Il problema dell'agire umano, ossia dei valori e
delle motivazioni che spingono gli uomini a credere e a comportarsi in un modo
piuttosto che in un altro, è l'oggetto speculativo della filosofia morale o
dell'etica.
Con il termine etica s'intende l'aspetto
descrittivo e normativo della condotta morale. Nella storia della filosofia le
teorie etiche sono state ovviamente numerose ma tutte si possono ricondurre a
due modelli fondamentali:
- teleologico, ossia fondato sul fine (dal greco Télos), espressione elaborata da Aristotele;
- deontologico, ossia fondato sul dovere (dal greco Déon), coniato da Kant.
Ma cosa s'intende per morale? In senso generale è
quell'insieme di valori e di regole su cui vengono elaborate norme di carattere
generale a guida dei comportamenti umani, condivise da un gruppo sociale in una
determinata epoca storica.
Quando, invece, parliamo di filosofia morale
intendiamo la dottrina filosofica appunto che ha per oggetto queste regole e
questi valori. Nella storia della filosofia l'aspetto descrittivo e normativo
s'intrecciano continuamente e non è possibile studiare l'uno senza l'altro.

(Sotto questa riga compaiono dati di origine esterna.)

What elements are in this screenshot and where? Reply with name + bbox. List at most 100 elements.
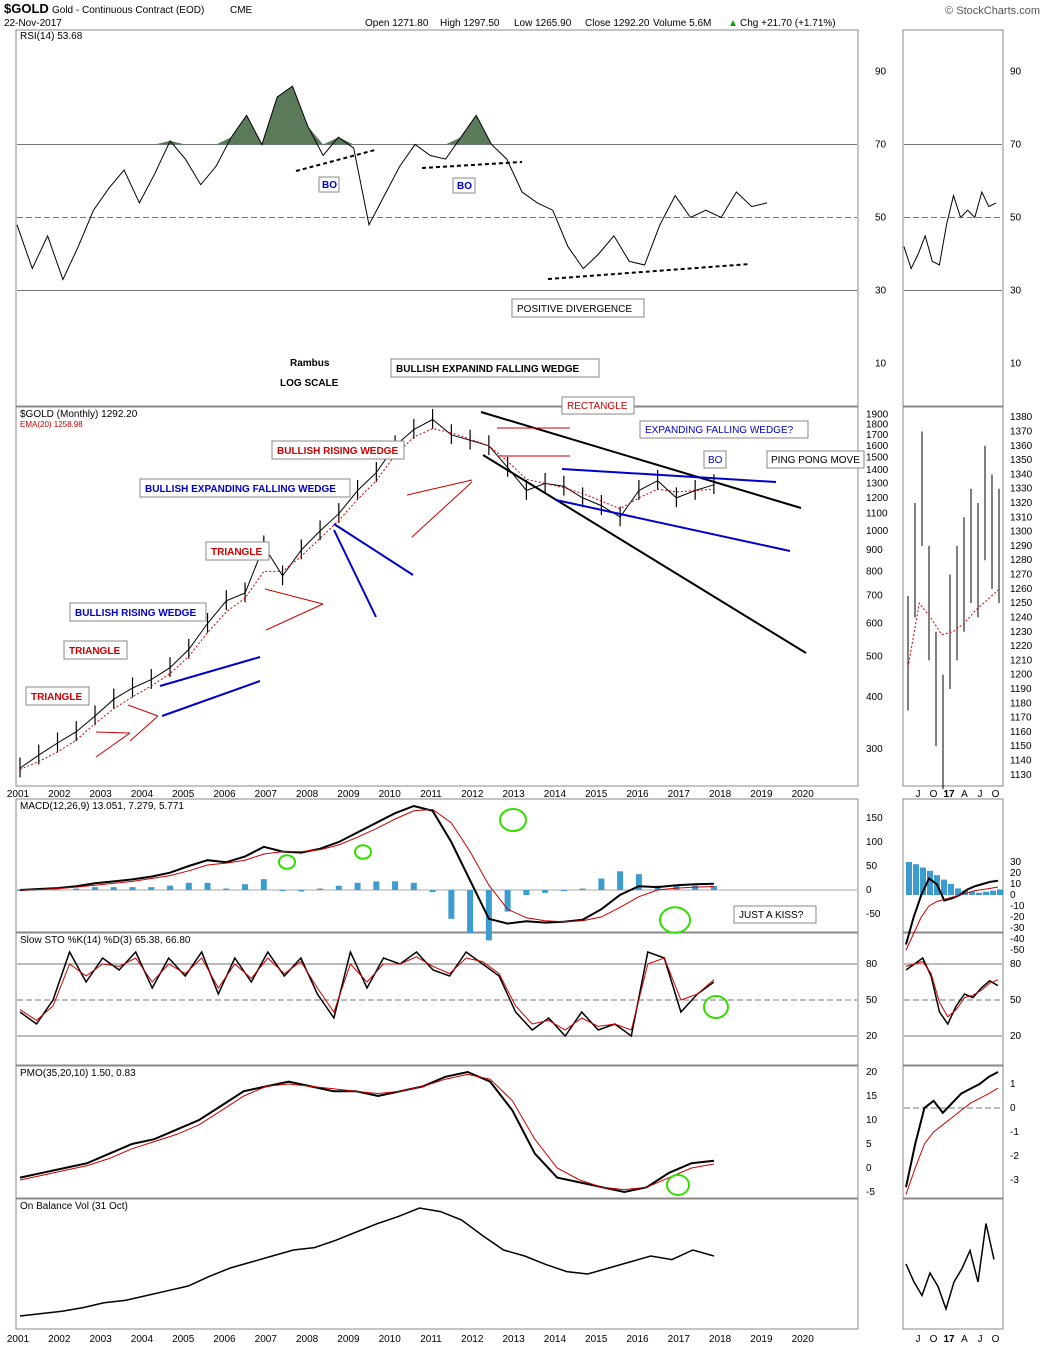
label-rectangle: RECTANGLE bbox=[567, 401, 628, 412]
low-value: Low 1265.90 bbox=[514, 18, 572, 29]
label-triangle-3: TRIANGLE bbox=[31, 692, 82, 703]
macd-histogram-bar bbox=[448, 890, 455, 919]
rsi-title: RSI(14) 53.68 bbox=[20, 31, 83, 42]
price-tick: 400 bbox=[866, 692, 883, 703]
macd-histogram-bar bbox=[204, 882, 211, 890]
macd-side-tick: -40 bbox=[1010, 934, 1025, 945]
macd-side-bar bbox=[976, 892, 982, 895]
pmo-line bbox=[19, 1070, 715, 1194]
x-tick: 2011 bbox=[420, 789, 442, 800]
sto-side-tick: 80 bbox=[1010, 959, 1022, 970]
macd-histogram-bar bbox=[373, 881, 380, 890]
price-tick: 500 bbox=[866, 651, 883, 662]
sto-d-line bbox=[19, 956, 715, 1031]
x-tick: 2018 bbox=[709, 1334, 732, 1345]
macd-histogram-bar bbox=[129, 887, 136, 890]
ema-title: EMA(20) 1258.98 bbox=[20, 420, 83, 429]
x-tick: 2020 bbox=[792, 1334, 815, 1345]
macd-histogram-bar bbox=[167, 885, 174, 890]
label-bullish-rising-wedge-1: BULLISH RISING WEDGE bbox=[277, 446, 398, 457]
side-x-tick: A bbox=[961, 789, 968, 800]
rsi-annotations: BO BO POSITIVE DIVERGENCE bbox=[295, 149, 751, 318]
sto-side-d bbox=[905, 961, 999, 1018]
macd-side-tick: -50 bbox=[1010, 945, 1025, 956]
macd-tick: -50 bbox=[866, 909, 881, 920]
side-x-tick: A bbox=[961, 1334, 968, 1345]
macd-signal-line bbox=[19, 808, 714, 923]
macd-histogram-bar bbox=[223, 888, 230, 890]
x-tick: 2007 bbox=[255, 789, 278, 800]
x-tick: 2011 bbox=[420, 1334, 442, 1345]
macd-histogram-bar bbox=[467, 890, 474, 934]
pmo-tick: 5 bbox=[866, 1139, 872, 1150]
pmo-tick: -5 bbox=[866, 1187, 875, 1198]
macd-histogram-bar bbox=[73, 888, 80, 890]
pmo-tick: 20 bbox=[866, 1067, 878, 1078]
label-triangle-1: TRIANGLE bbox=[211, 547, 262, 558]
side-x-tick: J bbox=[916, 1334, 921, 1345]
x-tick: 2001 bbox=[7, 1334, 30, 1345]
obv-side-line bbox=[905, 1223, 995, 1312]
x-tick: 2002 bbox=[48, 1334, 71, 1345]
rsi-tick: 50 bbox=[875, 213, 887, 224]
rsi-line bbox=[16, 85, 768, 281]
rsi-overbought-fill bbox=[17, 86, 767, 145]
rsi-side-tick: 30 bbox=[1010, 286, 1022, 297]
price-side-tick: 1370 bbox=[1010, 426, 1033, 437]
green-circle bbox=[354, 844, 372, 860]
pmo-panel: -5 0 5 10 15 20 -3 -2 -1 0 1 bbox=[19, 1067, 1019, 1198]
side-x-tick: O bbox=[992, 1334, 1000, 1345]
macd-side-bar bbox=[997, 889, 1003, 895]
x-tick: 2016 bbox=[626, 1334, 649, 1345]
contract-name: Gold - Continuous Contract (EOD) bbox=[52, 5, 204, 16]
x-tick: 2013 bbox=[502, 1334, 525, 1345]
x-tick: 2012 bbox=[461, 789, 484, 800]
price-tick: 1000 bbox=[866, 526, 889, 537]
macd-histogram-bar bbox=[298, 890, 305, 892]
sto-side-tick: 50 bbox=[1010, 995, 1022, 1006]
macd-histogram-bar bbox=[260, 879, 267, 890]
sto-title: Slow STO %K(14) %D(3) 65.38, 66.80 bbox=[20, 935, 191, 946]
side-x-tick: J bbox=[916, 789, 921, 800]
macd-tick: 150 bbox=[866, 813, 883, 824]
price-side-tick: 1210 bbox=[1010, 655, 1033, 666]
price-side-tick: 1190 bbox=[1010, 684, 1032, 695]
macd-histogram-bar bbox=[92, 887, 99, 890]
price-side-tick: 1330 bbox=[1010, 484, 1033, 495]
pmo-tick: 10 bbox=[866, 1115, 878, 1126]
bo-label-1: BO bbox=[322, 180, 337, 191]
price-line bbox=[19, 418, 715, 769]
macd-line bbox=[19, 804, 714, 925]
macd-side-bar bbox=[962, 890, 968, 895]
side-x-tick: O bbox=[992, 789, 1000, 800]
label-expanind-falling-wedge: BULLISH EXPANIND FALLING WEDGE bbox=[396, 364, 579, 375]
rsi-side-line bbox=[903, 190, 997, 270]
sto-tick: 80 bbox=[866, 959, 878, 970]
x-tick: 2005 bbox=[172, 1334, 195, 1345]
pmo-side-tick: -3 bbox=[1010, 1175, 1019, 1186]
price-side-tick: 1300 bbox=[1010, 527, 1033, 538]
ema-side-line bbox=[907, 589, 999, 668]
x-tick: 2018 bbox=[709, 789, 732, 800]
rambus-label: Rambus bbox=[290, 358, 330, 369]
price-side-tick: 1180 bbox=[1010, 698, 1032, 709]
x-tick: 2016 bbox=[626, 789, 649, 800]
symbol: $GOLD bbox=[4, 1, 49, 16]
sto-side-k bbox=[905, 956, 999, 1026]
macd-histogram-bar bbox=[617, 871, 624, 890]
rsi-side-tick: 50 bbox=[1010, 213, 1022, 224]
macd-side-bar bbox=[920, 867, 926, 895]
macd-histogram-bar bbox=[148, 887, 155, 890]
label-bo-price: BO bbox=[708, 455, 723, 466]
x-tick: 2017 bbox=[668, 1334, 691, 1345]
date: 22-Nov-2017 bbox=[4, 18, 62, 29]
pmo-side-line bbox=[905, 1071, 999, 1188]
price-tick: 1400 bbox=[866, 465, 889, 476]
macd-histogram-bar bbox=[17, 890, 23, 891]
price-side-tick: 1280 bbox=[1010, 555, 1033, 566]
price-side-tick: 1320 bbox=[1010, 498, 1033, 509]
macd-side-bar bbox=[948, 884, 954, 895]
sto-tick: 50 bbox=[866, 995, 878, 1006]
macd-histogram-bar bbox=[279, 890, 286, 891]
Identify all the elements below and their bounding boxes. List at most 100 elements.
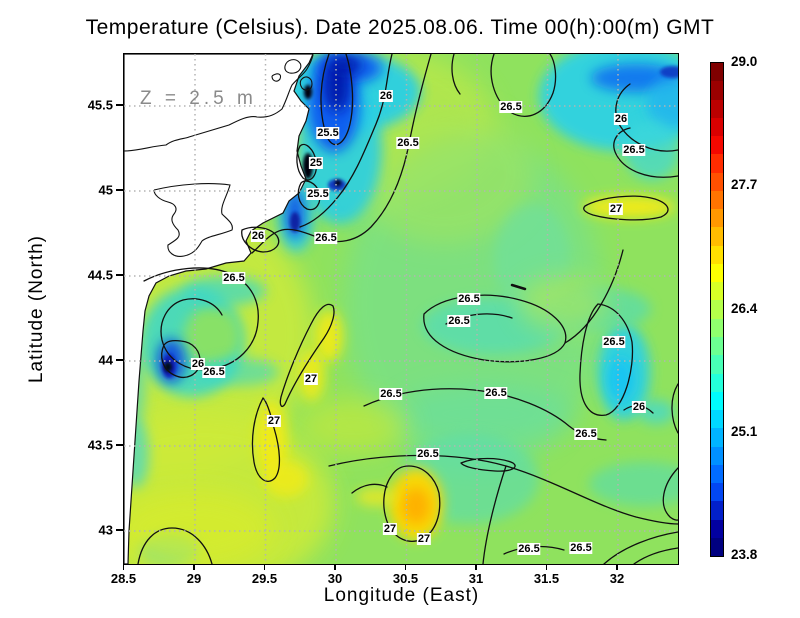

Il modello teleologico, fondato sui fini da perseguire,
concepisce l'etica come la scienza dei fini a cui deve conformarsi l'agire
dell'uomo e dei mezzi da utilizzare per conseguire tali fini. Entrambi, sia i
fini che i mezzi, sono dati dalla natura: la razionalità dell'uomo o essenza
vera dell'uomo, è l'ideale a cui tende o dovrebbe tendere l'umanità. Per
raggiungere tale obiettivo è, evidentemente necessaria, la conoscibilità del
fine dell'azione, il quale può essere conoscibile se tutte le cose, compreso
l'uomo, sono intellegibili. Il concetto del bene, ad esempio, deve essere
intellegibile, ossia comprensibile, analizzabile. Il bene è tradizionalmente
considerato il fine dell'azione umana, concepito come una realtà perfetta e
realmente esistente e come tale, obiettivo necessario e ultimo dell'uomo. Ma anche
la felicità è fine ambito e tradizionalmente oggetto si speculazione
filosofica. Prima ancora di Epicuro, per il quale la filosofia rappresentava la
ricerca della felicità come “farmaco” contro la paura degli Dei, della
morte e del dolore, Aristotele aveva
individuato nella felicità il fine dell'agire umano, deducendolo proprio dalla
natura razionale dell'uomo stesso: infatti, per lo stagirita, la felicità
consisterebbe nell'attività razionale, poiché l'anima razionale è la facoltà
più elevata dell'uomo. Data tale definizione, Aristotele procede nel spiegare
cosa sia la virtù, ossia la condicio sine qua non per raggiungere la felicità.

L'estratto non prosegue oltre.